(Montréal) Dans la foulée d’une vague de dénonciations de situations d’abus de pouvoir et de harcèlement sur les réseaux sociaux, qui secoue notamment le milieu de la musique, l’ADISQ a choisi de prendre des mesures, notamment en excluant Dare To Care Records et le chanteur Bernard Adamus de ses remises de prix.

La Presse canadienne

Par communiqué, l’ADISQ précise que « tout travailleur et toute travailleuse et artiste de notre industrie a droit à un environnement de travail sain ».

L’organisation a donc choisi de poser « des gestes clairs » afin d’éviter que l’industrie soit entachée par des « agissements répréhensibles » de certains individus.

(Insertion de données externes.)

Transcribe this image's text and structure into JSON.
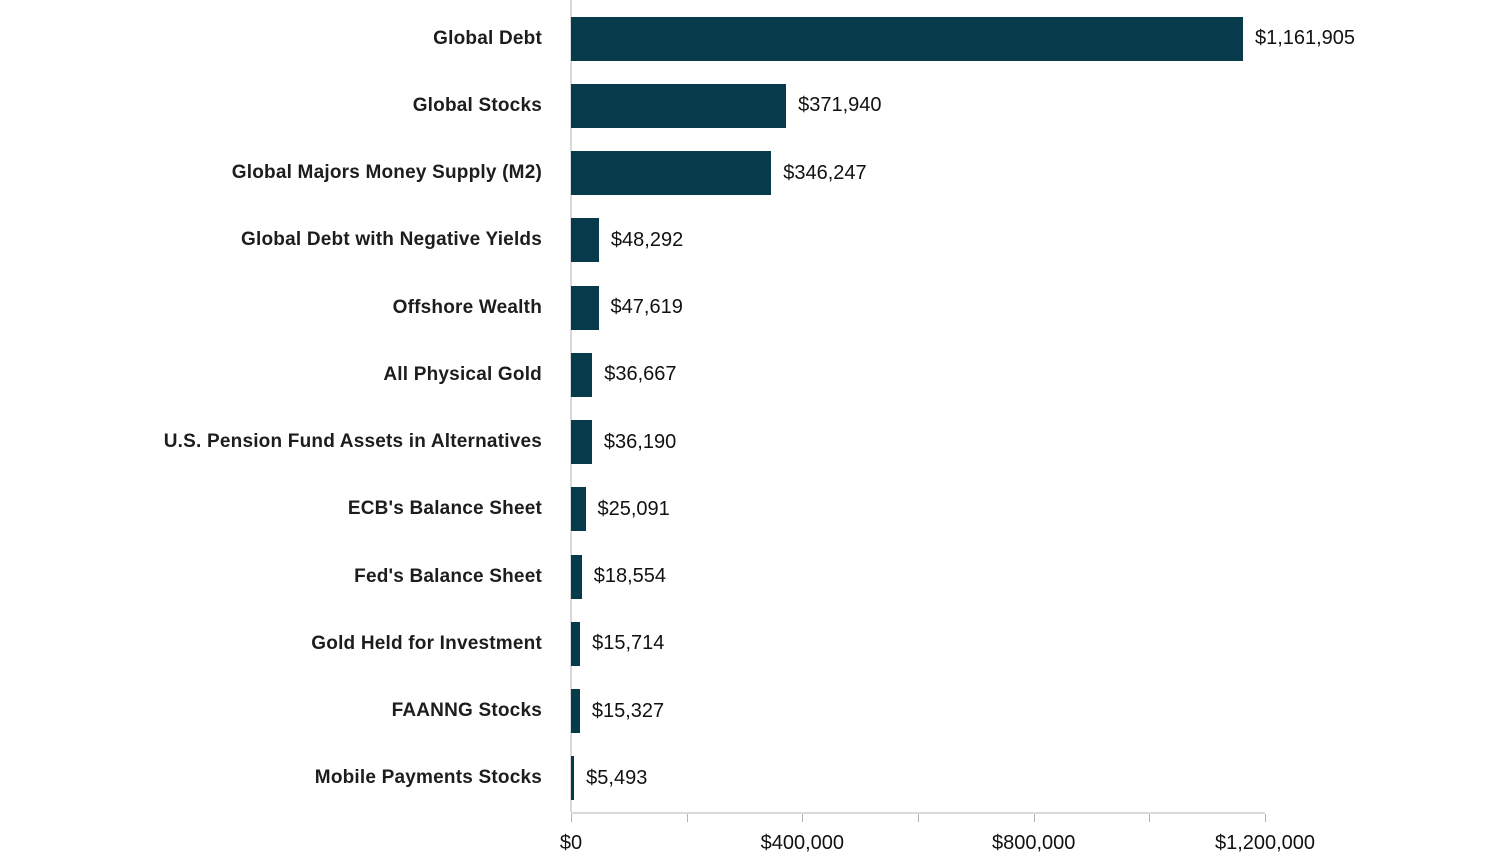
{
  "chart_data": {
    "type": "bar",
    "orientation": "horizontal",
    "title": "",
    "xlabel": "",
    "ylabel": "",
    "categories": [
      "Global Debt",
      "Global Stocks",
      "Global Majors Money Supply (M2)",
      "Global Debt with Negative Yields",
      "Offshore Wealth",
      "All Physical Gold",
      "U.S. Pension Fund Assets in Alternatives",
      "ECB's Balance Sheet",
      "Fed's Balance Sheet",
      "Gold Held for Investment",
      "FAANNG Stocks",
      "Mobile Payments Stocks"
    ],
    "values": [
      1161905,
      371940,
      346247,
      48292,
      47619,
      36667,
      36190,
      25091,
      18554,
      15714,
      15327,
      5493
    ],
    "value_labels": [
      "$1,161,905",
      "$371,940",
      "$346,247",
      "$48,292",
      "$47,619",
      "$36,667",
      "$36,190",
      "$25,091",
      "$18,554",
      "$15,714",
      "$15,327",
      "$5,493"
    ],
    "xlim": [
      0,
      1200000
    ],
    "x_tick_interval": 200000,
    "x_major_ticks": [
      0,
      400000,
      800000,
      1200000
    ],
    "x_major_tick_labels": [
      "$0",
      "$400,000",
      "$800,000",
      "$1,200,000"
    ],
    "grid": false,
    "legend_position": "none",
    "bar_color": "#073a4a",
    "axis_line_color": "#d9d9d9",
    "label_color": "#1d1d1d",
    "value_label_color": "#111111"
  }
}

Ainsi, le conseil d’administration de l’ADISQ a pris de façon unanime la décision « d’exclure l’entreprise Dare To Care Records de son association en raison de faits reprochés à son président et unique actionnaire, Éli Bissonnette, par plusieurs employés et anciens employés ».

L’entreprise figure parmi les listes de candidatures dans des catégories industrielles pour le gala de l’ADISQ, mais pour des raisons techniques, son nom ne peut être retiré des listes. Elle ne pourra toutefois récolter de nominations, précise l’ADISQ.

Même situation pour l’artiste Bernard Adamus, qui a publiquement reconnu ses torts après avoir été lui-même la cible d’accusations. Sa candidature se trouve donc exclue de l’ensemble des catégories artistiques des galas.

L’ADISQ précise que son conseil d’administration n’hésitera pas à intervenir de façon similaire au besoin dans le futur.